Currently, beer and spicy cheeses are on trend. BelGioioso also makes a cheese with a hot pepper inside and Simon’s “plays with vats of that every now and then,” along with tomato basil, adds Julie Poburka, assistant store manager.
“Innovation is great, but we want to maintain the roots, the integrity,” Auricchio says of BelGioioso. “Many trends are just fades. When you’re making different cheeses, it’s like making different sauces.”

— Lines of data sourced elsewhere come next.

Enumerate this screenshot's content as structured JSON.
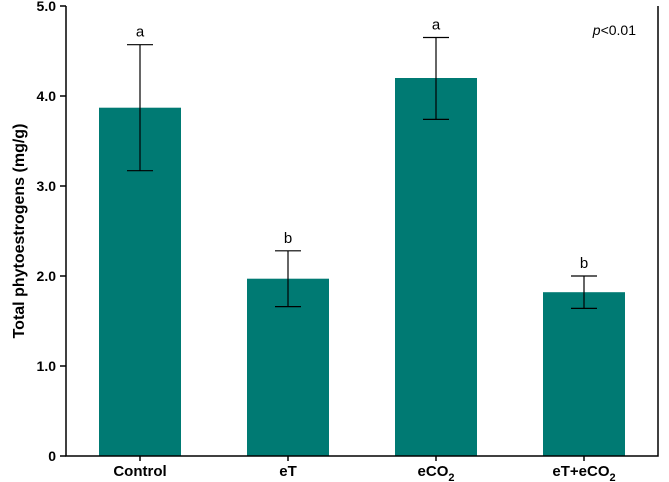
{
  "chart_data": {
    "type": "bar",
    "categories": [
      "Control",
      "eT",
      "eCO₂",
      "eT+eCO₂"
    ],
    "category_parts": [
      {
        "main": "Control",
        "sub": ""
      },
      {
        "main": "eT",
        "sub": ""
      },
      {
        "main": "eCO",
        "sub": "2"
      },
      {
        "main": "eT+eCO",
        "sub": "2"
      }
    ],
    "values": [
      3.87,
      1.97,
      4.2,
      1.82
    ],
    "error_upper": [
      4.57,
      2.28,
      4.65,
      2.0
    ],
    "error_lower": [
      3.17,
      1.66,
      3.74,
      1.64
    ],
    "significance_letters": [
      "a",
      "b",
      "a",
      "b"
    ],
    "annotation": {
      "italic": "p",
      "rest": "<0.01"
    },
    "xlabel": "",
    "ylabel": "Total phytoestrogens (mg/g)",
    "ylim": [
      0,
      5.0
    ],
    "yticks": [
      "0",
      "1.0",
      "2.0",
      "3.0",
      "4.0",
      "5.0"
    ],
    "bar_color": "#007a73",
    "grid": false,
    "legend": "none"
  }
}
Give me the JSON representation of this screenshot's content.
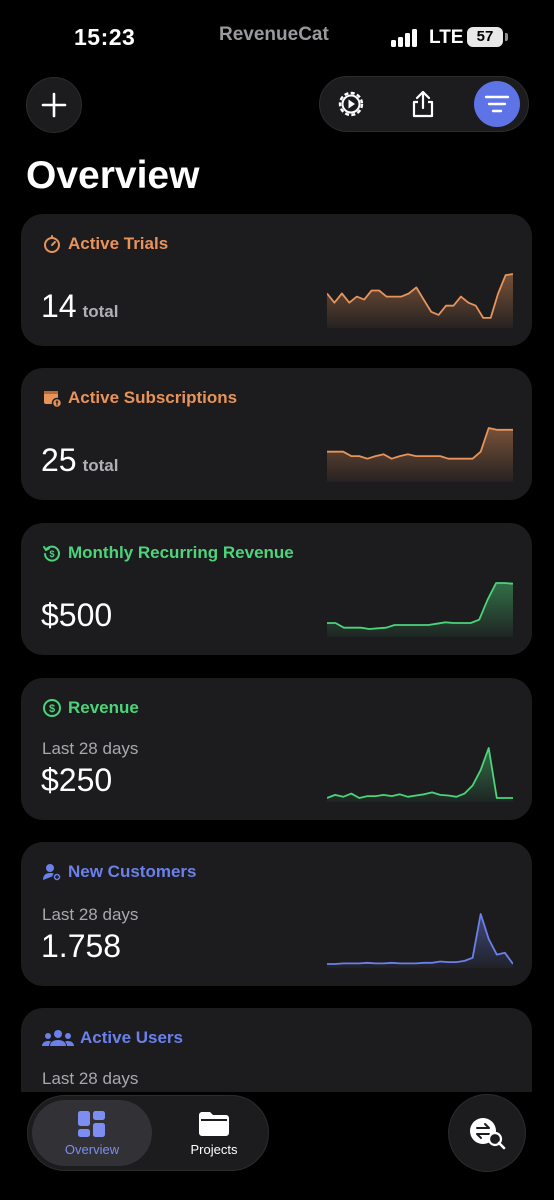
{
  "status_bar": {
    "time": "15:23",
    "brand": "RevenueCat",
    "network": "LTE",
    "battery": "57"
  },
  "colors": {
    "orange": "#e8935a",
    "green": "#4cd47a",
    "blue": "#6b80ea",
    "accent": "#5d73e6"
  },
  "header": {
    "title": "Overview"
  },
  "toolbar": {
    "buttons": [
      "gear-play-icon",
      "share-icon",
      "filter-icon"
    ]
  },
  "cards": [
    {
      "title": "Active Trials",
      "subtitle": "",
      "value": "14",
      "unit": "total",
      "color": "#e8935a",
      "icon": "timer-icon",
      "trend": [
        5,
        3.5,
        5,
        3.5,
        4.5,
        4,
        5.5,
        5.5,
        4.5,
        4.5,
        4.5,
        5,
        6,
        4,
        2,
        1.5,
        3,
        3,
        4.5,
        3.5,
        3,
        1,
        1,
        5,
        8,
        8.2
      ]
    },
    {
      "title": "Active Subscriptions",
      "subtitle": "",
      "value": "25",
      "unit": "total",
      "color": "#e8935a",
      "icon": "calendar-dollar-icon",
      "trend": [
        3,
        3,
        3,
        2.5,
        2.5,
        2.2,
        2.5,
        2.7,
        2.2,
        2.5,
        2.7,
        2.5,
        2.5,
        2.5,
        2.5,
        2.2,
        2.2,
        2.2,
        2.2,
        3,
        5.7,
        5.5,
        5.5,
        5.5
      ]
    },
    {
      "title": "Monthly Recurring Revenue",
      "subtitle": "",
      "value": "$500",
      "unit": "",
      "color": "#4cd47a",
      "icon": "cycle-dollar-icon",
      "trend": [
        1.5,
        1.5,
        0.8,
        0.8,
        0.8,
        0.6,
        0.7,
        0.8,
        1.2,
        1.2,
        1.2,
        1.2,
        1.2,
        1.4,
        1.6,
        1.5,
        1.5,
        1.5,
        2,
        5,
        7.5,
        7.5,
        7.4
      ]
    },
    {
      "title": "Revenue",
      "subtitle": "Last 28 days",
      "value": "$250",
      "unit": "",
      "color": "#4cd47a",
      "icon": "dollar-circle-icon",
      "trend": [
        0,
        0.5,
        0.2,
        0.7,
        0,
        0.3,
        0.3,
        0.5,
        0.3,
        0.6,
        0.2,
        0.4,
        0.6,
        0.9,
        0.5,
        0.4,
        0.2,
        0.7,
        2,
        4.5,
        8,
        0,
        0,
        0
      ]
    },
    {
      "title": "New Customers",
      "subtitle": "Last 28 days",
      "value": "1.758",
      "unit": "",
      "color": "#6b80ea",
      "icon": "person-add-icon",
      "trend": [
        0,
        0,
        0.1,
        0.1,
        0.1,
        0.2,
        0.1,
        0.1,
        0.2,
        0.1,
        0.1,
        0.1,
        0.2,
        0.2,
        0.4,
        0.3,
        0.3,
        0.5,
        1,
        8,
        4,
        1.5,
        1.8,
        0
      ]
    },
    {
      "title": "Active Users",
      "subtitle": "Last 28 days",
      "value": "",
      "unit": "",
      "color": "#6b80ea",
      "icon": "people-icon",
      "trend": []
    }
  ],
  "tabs": [
    {
      "label": "Overview",
      "icon": "dashboard-icon",
      "active": true
    },
    {
      "label": "Projects",
      "icon": "folder-icon",
      "active": false
    }
  ],
  "fab": {
    "icon": "switch-search-icon"
  }
}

At the store, Poburka and Sohrweide are looking for ways to recognize cheese itself as an everyday food versus an occasional offering, expand customer palettes and broaden the way people use cheese. Sohrweide refers to it as an “experiential opportunity.” He stresses the importance of the “community connection” Simon’s has built over the years.
Each of the companies also participate in state and national cheese competitions and use the results to better their products.
“It’s a place where there’s a technical measure of your cheese,” says Sipple. “It helps keep us great. … At the end of the day, it’s the customer that rules.”
“Competition is a marketing tool. It doesn’t sell a lot of cheese,” Auricchio shares. “Our goal is to find loyal customers.”
At the end of the day, what matters most to these cheesemakers is satisfying their customers with a quality product.
“That is such an unbelievable feeling,” says Blascak. “To walk into a store, not only in Wisconsin, and to see your product and see people buying your product it is a great feeling.”
“They could go to other places and don’t, they choose to come back here,” Sohrweide adds.